By Tiffany Kirton
How many times have we heard that honestly is the best policy? I know that I heard that a lot growing up, and for a good reason–relationships are built on trust. This principle especially holds true when you are working with a recruiter on a potential job opportunity. I have seen positions fall apart at the offer phase because of a candidate’s lack of honesty about something in their background or job history.
For instance, I had a candidate who completely lied about every job on his resume. He must not have believed that we actually do conduct reference checks. The deeper I dug into his work history, I learned that not one job on his resume matched the time frame or duration he claimed. We were forced to recommend that our customer not hire him even though his qualifications were a match.
Keeping important details to yourself can also taint your candidacy for any future positions with the same staffing agency. One of my candidates applied for a consulting position which would require him to drive out to various clients. When we did a background check and asked him for his driver’s license so the employer could get a bid on his auto insurance, we discovered that he had a DUI and no license. Not only did this candidate not get the job, but I will not send him out on any more interviews because his lack of honesty put me in a bad position with my customer.
I can assure you that if there is something we should know, it will inevitably surface at some point, and it is much better if it comes from you. Sometimes, being honest about something you consider to be a weakness or flaw can actually work in your favor. It shows that you recognize a problem area and want to learn from it and move forward. Or perhaps it will not be an issue at all.
One of my candidates shared that he had committed a very minor offense, a misdemeanor, way back when he was much younger. His references and job history since then reflected a committed, stable, reliable employee. When we ran the background check, the misdemeanor did not show up on his record. I appreciated his honesty and felt good about recommending him to our customer.

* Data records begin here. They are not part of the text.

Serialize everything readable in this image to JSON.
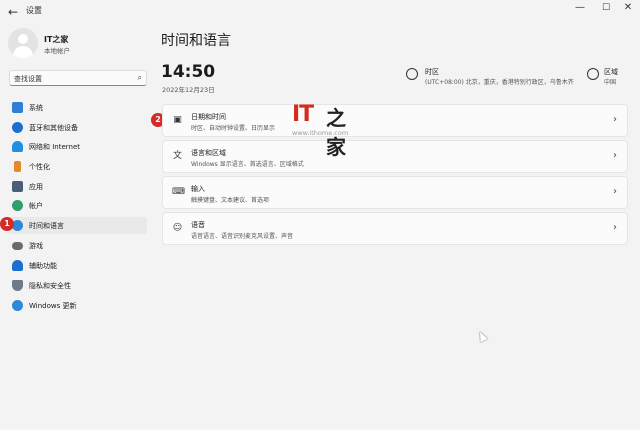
{
  "window": {
    "back_glyph": "←",
    "title": "设置",
    "minimize_glyph": "—",
    "maximize_glyph": "☐",
    "close_glyph": "✕"
  },
  "profile": {
    "name": "IT之家",
    "account_type": "本地帐户"
  },
  "search": {
    "placeholder": "查找设置",
    "icon": "search-icon"
  },
  "nav": {
    "items": [
      {
        "label": "系统",
        "icon": "monitor-icon",
        "color": "#2f7fd6"
      },
      {
        "label": "蓝牙和其他设备",
        "icon": "bluetooth-icon",
        "color": "#1a6fd1"
      },
      {
        "label": "网络和 Internet",
        "icon": "wifi-icon",
        "color": "#1f8fe0"
      },
      {
        "label": "个性化",
        "icon": "brush-icon",
        "color": "#e08a2a"
      },
      {
        "label": "应用",
        "icon": "apps-icon",
        "color": "#4a5d7a"
      },
      {
        "label": "帐户",
        "icon": "account-icon",
        "color": "#2e9e6a"
      },
      {
        "label": "时间和语言",
        "icon": "globe-clock-icon",
        "color": "#2c88d8"
      },
      {
        "label": "游戏",
        "icon": "gamepad-icon",
        "color": "#6b6b6b"
      },
      {
        "label": "辅助功能",
        "icon": "accessibility-icon",
        "color": "#1a6fd1"
      },
      {
        "label": "隐私和安全性",
        "icon": "shield-icon",
        "color": "#6c7a8a"
      },
      {
        "label": "Windows 更新",
        "icon": "update-icon",
        "color": "#2c88d8"
      }
    ],
    "active_index": 6
  },
  "badges": {
    "first": "1",
    "second": "2",
    "color": "#d32b26"
  },
  "main": {
    "title": "时间和语言",
    "time": "14:50",
    "date": "2022年12月23日",
    "timezone": {
      "label": "时区",
      "value": "(UTC+08:00) 北京，重庆，香港特别行政区，乌鲁木齐"
    },
    "region": {
      "label": "区域",
      "value": "中国"
    }
  },
  "cards": [
    {
      "title": "日期和时间",
      "subtitle": "时区、自动时钟设置、日历显示",
      "icon": "calendar-clock-icon"
    },
    {
      "title": "语言和区域",
      "subtitle": "Windows 显示语言、首选语言、区域格式",
      "icon": "language-icon"
    },
    {
      "title": "输入",
      "subtitle": "触摸键盘、文本建议、首选项",
      "icon": "keyboard-icon"
    },
    {
      "title": "语音",
      "subtitle": "语音语言、语音识别麦克风设置、声音",
      "icon": "speech-icon"
    }
  ],
  "watermark": {
    "logo": "IT",
    "mark": "之家",
    "url": "www.ithome.com"
  },
  "accent_color": "#0067c0"
}
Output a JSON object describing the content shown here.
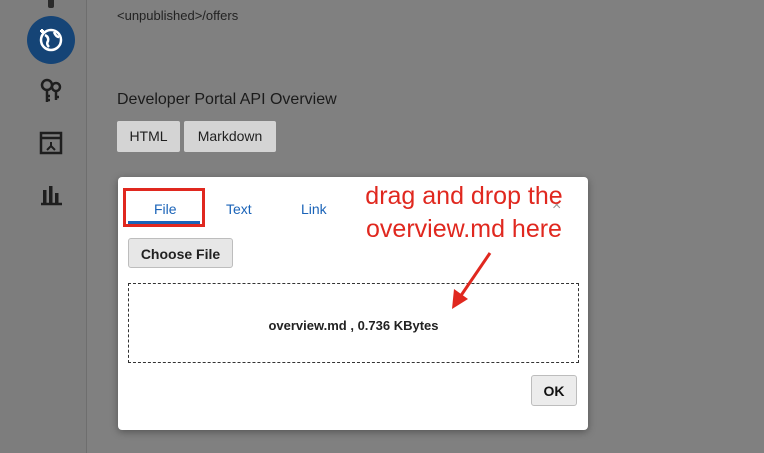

Another honest candidate who had applied for an accounting position shared that her ex-husband had previously ruined her credit. Because of her candor, I felt prepared when presenting her to the client and was glad I wouldn’t be blindsided when the subject came up. It turned out not to be an issue, and she got the job.
Building trust is the key to beginning any successful relationship. No one is perfect, and telling the truth about yourself right from the start is the best way to launch a relationship with both your recruiter and your future employer. Honesty is truly the best policy.